Open your eyes, Labour is more radically left than it’s ever been
When something new happens in politics, people like to pretend they’ve seen it before.
Look at Jeremy Corbyn’s Labour party. In the City, lazy thinking about Labour is everywhere.
Pub bores, from Leadenhall to Limehouse, will tell you that Corbyn’s party today is a just bad Betamax video of a 1970s-era Labour government.
This is neon-lit nonsense. This Labour leadership is too left-wing for those 70s governments. For the first time in its history, Labour has become a socialist party, not just a party with some socialists in it.

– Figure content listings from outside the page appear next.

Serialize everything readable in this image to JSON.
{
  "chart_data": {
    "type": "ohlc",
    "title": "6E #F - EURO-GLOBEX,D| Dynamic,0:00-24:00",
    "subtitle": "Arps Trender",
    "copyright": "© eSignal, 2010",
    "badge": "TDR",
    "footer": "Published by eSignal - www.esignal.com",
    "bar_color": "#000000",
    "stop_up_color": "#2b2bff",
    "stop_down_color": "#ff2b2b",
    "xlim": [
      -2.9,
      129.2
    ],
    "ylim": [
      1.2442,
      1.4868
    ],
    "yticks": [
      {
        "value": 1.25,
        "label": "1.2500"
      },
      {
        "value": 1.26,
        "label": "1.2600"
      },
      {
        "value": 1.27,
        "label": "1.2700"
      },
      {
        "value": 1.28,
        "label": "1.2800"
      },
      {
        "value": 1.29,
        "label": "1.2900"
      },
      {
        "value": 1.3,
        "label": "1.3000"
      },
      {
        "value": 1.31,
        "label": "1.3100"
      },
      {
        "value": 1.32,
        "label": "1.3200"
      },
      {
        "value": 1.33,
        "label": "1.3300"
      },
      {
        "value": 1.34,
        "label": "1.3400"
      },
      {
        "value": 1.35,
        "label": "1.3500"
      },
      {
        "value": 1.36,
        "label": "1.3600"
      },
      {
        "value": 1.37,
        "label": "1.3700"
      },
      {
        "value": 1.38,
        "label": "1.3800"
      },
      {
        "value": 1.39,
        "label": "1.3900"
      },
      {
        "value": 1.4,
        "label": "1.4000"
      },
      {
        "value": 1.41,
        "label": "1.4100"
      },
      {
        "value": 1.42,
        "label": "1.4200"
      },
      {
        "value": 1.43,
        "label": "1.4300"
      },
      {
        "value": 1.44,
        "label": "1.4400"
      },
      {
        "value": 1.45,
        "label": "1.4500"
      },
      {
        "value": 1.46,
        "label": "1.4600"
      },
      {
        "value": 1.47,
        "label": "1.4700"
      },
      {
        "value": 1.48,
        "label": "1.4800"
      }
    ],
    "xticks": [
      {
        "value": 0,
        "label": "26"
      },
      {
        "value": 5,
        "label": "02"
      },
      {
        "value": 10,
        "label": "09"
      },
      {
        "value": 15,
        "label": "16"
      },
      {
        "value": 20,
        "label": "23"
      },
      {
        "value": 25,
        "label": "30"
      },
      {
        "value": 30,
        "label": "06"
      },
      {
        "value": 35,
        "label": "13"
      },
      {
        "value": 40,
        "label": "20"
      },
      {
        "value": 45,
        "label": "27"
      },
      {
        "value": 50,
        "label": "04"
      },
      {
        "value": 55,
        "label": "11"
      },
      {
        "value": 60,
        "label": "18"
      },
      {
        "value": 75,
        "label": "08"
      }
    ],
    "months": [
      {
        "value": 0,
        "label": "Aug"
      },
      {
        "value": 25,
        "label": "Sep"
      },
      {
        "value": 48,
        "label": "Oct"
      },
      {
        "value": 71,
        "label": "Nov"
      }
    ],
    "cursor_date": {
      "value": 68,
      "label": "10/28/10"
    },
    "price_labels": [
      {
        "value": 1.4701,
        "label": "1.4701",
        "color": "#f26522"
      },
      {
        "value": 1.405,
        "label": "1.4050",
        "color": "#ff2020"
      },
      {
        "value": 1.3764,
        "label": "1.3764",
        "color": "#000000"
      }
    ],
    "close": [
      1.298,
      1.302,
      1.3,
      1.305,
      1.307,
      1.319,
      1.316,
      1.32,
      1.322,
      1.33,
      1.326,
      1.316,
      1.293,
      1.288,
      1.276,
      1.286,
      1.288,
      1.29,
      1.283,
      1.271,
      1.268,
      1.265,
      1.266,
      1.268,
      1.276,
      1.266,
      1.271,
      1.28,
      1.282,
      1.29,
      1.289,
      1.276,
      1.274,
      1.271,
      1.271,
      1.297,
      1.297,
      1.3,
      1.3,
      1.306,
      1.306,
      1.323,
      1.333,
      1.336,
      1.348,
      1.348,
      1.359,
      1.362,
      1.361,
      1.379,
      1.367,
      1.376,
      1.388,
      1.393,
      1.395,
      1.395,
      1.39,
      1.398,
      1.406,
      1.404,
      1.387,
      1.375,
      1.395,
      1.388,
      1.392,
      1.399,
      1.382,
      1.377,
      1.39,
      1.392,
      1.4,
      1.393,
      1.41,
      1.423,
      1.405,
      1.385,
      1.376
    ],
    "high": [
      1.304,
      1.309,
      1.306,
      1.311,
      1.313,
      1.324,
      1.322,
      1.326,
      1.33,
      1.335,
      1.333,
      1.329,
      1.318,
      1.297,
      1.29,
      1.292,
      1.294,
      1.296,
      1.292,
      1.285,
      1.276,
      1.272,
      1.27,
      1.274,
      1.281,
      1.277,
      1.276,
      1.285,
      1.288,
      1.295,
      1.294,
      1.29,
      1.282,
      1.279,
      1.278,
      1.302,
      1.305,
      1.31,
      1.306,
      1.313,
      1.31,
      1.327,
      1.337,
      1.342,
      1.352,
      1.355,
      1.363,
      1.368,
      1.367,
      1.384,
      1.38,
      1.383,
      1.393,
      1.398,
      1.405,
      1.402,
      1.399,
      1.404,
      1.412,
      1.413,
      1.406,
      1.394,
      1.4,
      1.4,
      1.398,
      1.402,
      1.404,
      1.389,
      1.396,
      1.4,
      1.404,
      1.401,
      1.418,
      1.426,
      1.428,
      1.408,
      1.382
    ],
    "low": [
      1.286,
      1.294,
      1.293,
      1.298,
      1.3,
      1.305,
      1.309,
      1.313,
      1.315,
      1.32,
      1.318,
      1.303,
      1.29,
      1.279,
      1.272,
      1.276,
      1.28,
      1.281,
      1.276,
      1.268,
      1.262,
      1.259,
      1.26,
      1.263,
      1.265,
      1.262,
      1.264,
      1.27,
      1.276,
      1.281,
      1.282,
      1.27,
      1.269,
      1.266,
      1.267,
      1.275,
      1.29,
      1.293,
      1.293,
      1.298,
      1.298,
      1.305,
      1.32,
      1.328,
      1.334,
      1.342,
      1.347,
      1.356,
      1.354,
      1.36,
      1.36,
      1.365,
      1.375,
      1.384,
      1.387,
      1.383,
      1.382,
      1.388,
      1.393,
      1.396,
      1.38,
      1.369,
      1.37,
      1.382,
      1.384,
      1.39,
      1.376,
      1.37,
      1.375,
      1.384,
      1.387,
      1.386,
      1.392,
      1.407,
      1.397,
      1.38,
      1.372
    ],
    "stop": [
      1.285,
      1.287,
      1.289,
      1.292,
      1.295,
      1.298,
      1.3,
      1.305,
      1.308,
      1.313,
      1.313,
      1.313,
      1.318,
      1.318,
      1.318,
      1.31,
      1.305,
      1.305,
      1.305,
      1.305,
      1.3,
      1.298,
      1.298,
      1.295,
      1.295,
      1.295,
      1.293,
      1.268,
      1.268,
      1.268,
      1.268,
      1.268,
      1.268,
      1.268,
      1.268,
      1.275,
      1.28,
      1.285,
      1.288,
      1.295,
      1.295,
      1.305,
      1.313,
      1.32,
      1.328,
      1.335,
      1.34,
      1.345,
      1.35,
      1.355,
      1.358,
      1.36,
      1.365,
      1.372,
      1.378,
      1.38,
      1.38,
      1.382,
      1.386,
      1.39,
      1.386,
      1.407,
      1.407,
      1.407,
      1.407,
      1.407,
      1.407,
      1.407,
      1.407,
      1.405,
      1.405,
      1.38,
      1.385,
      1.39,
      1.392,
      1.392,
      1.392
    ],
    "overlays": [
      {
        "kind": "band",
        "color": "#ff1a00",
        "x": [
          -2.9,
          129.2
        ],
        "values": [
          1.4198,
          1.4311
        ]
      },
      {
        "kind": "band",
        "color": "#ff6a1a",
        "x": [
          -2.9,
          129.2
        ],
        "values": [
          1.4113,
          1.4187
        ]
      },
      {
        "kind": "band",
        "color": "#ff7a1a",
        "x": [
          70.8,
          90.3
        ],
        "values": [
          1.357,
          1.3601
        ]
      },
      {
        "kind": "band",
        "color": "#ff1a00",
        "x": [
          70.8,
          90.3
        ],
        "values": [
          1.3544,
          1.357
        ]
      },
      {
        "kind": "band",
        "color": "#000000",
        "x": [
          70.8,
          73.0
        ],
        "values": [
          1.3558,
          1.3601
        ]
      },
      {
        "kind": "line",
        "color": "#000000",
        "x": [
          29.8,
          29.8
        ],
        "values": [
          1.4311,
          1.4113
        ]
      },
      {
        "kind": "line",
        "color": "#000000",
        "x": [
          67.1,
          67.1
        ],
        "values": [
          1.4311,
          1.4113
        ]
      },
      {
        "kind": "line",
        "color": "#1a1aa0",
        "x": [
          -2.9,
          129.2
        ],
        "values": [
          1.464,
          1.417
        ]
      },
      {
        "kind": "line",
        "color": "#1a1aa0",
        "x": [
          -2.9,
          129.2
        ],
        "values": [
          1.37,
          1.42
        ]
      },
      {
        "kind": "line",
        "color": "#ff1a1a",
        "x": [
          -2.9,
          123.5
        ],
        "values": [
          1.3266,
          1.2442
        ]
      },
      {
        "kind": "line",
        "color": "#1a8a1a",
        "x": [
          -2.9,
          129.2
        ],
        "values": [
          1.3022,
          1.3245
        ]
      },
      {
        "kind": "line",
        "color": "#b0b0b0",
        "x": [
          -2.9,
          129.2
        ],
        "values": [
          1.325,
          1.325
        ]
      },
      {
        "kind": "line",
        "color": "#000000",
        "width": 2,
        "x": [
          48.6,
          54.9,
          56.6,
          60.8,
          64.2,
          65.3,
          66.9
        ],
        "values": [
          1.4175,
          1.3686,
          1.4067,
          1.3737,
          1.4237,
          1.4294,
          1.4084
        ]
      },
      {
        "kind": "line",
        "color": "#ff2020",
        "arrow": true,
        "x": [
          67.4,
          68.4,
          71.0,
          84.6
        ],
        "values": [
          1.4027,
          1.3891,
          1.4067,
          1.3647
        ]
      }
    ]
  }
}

Labour is planning a radical venture to reinvent Britain from the bright-red Bennite left. Shadow chancellor John McDonnell has no doubt: “Our aim [is] to bring about an irreversible shift in the balance of wealth and power in favour of working people.” Try to imagine Tony Blair saying that – and feel the smack of new thinking.

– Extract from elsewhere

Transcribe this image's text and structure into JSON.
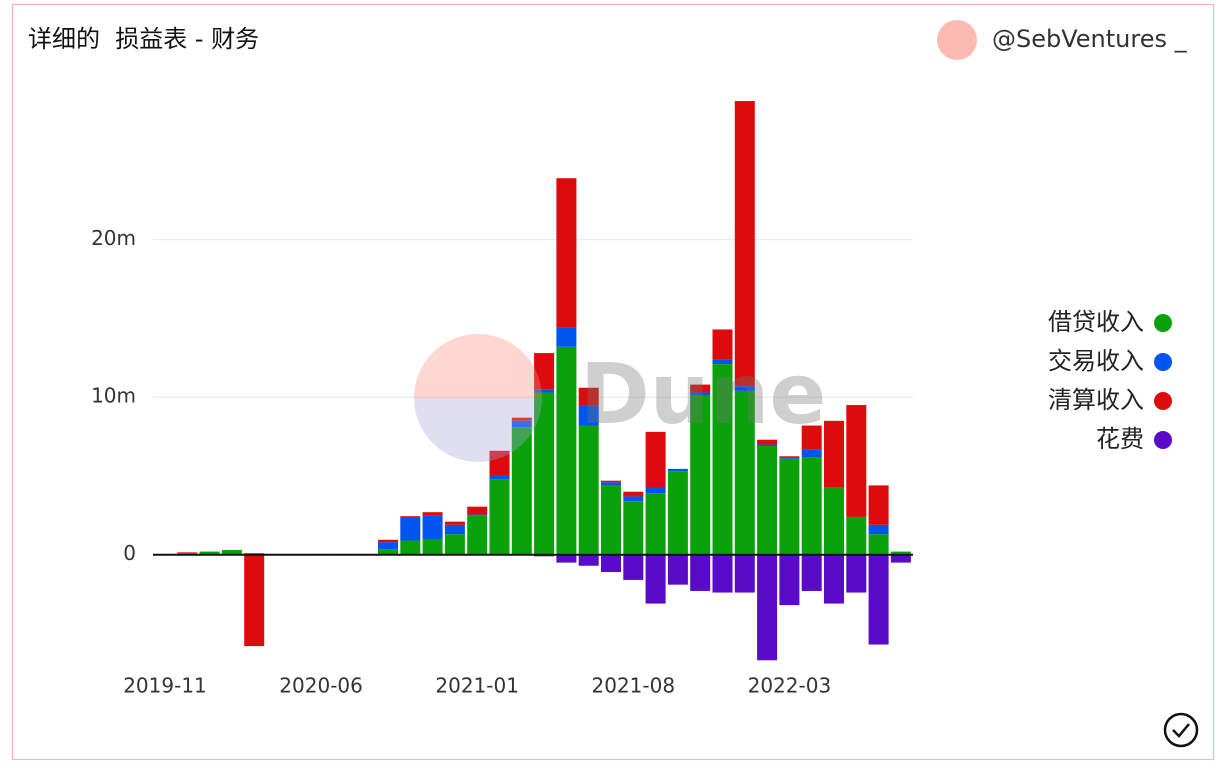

The party intends to overturn the Thatcherite consensus (privatisation, council house sell-offs, tax cuts) and redistribute wealth and power to the workers. Whether or not we agree with the project, we must recognise that it is a profound break with the past.
Consider Labour’s programme, developed while the Conservatives broil in Brexit turmoil.
Companies with over 250 employees will be forced to transfer 10 per cent of their shares to an inclusive ownership fund (“IOF”), owned by their workers. The IOF will pay capped dividends to workers and the surplus to the government.
A proposed “English Sovereign Land Trust” will compulsorily acquire the land banks of big developers – at much reduced prices – for social housing.
Water, energy, rail and the Royal Mail will be nationalised.
Together, these plans would potentially be the biggest shift in ownership and wealth ever attempted by a British government.
As part of this revolution, worker control and employment rights will be massively expanded. Trade union recognition will be made universal, and everyone will get employment rights from day one. Companies will face an “excessive pay levy” if they pay their staff too much – the new windfall tax.
These are not the reformist industrial policies of previous Labour governments. Even in 1945, the industries that Labour was nationalising were still under wartime government direction and often already part publicly-owned. Many of these nationalised industries went on much as before – “same bosses, different hats”, as Clement Attlee accepted.
Today’s Labour party is proposing something far more radical. Nationalisation from the shop floor up was one of Tony Benn’s dreams, and his ideological disciples are now on the verge of attempting it.
Labour’s far-left wing has risen from the “sealed tomb”, where Peter Mandelson hoped to suffocate it, and is neck-and-neck with the Conservatives.
These people could soon be running the country. The City – and UK business nationally – should recognise this. Refusing to engage with a party that is potentially so close to power, and which has such a dramatic policy platform, is not an option.
Business urgently needs a dialogue with Labour, both to argue for a rethink of some of the most damaging policies, and to engage positively where the party’s objectives make sense, such as with opportunities in social housing, infrastructure, and regional development.
The right must also respond to Labour, not with nostalgic name-calling, but with a proper policy agenda. Some politicians from the right are trying to develop new strategies to address inequality, but not enough – the country needs a full range of well-developed political ideas to choose from.
Most of all, it is time to accept political reality. We must end the mood of denial and complacency which is preventing too many in the business community from seeing this radical new Labour party for what it is: the potential government-in-waiting.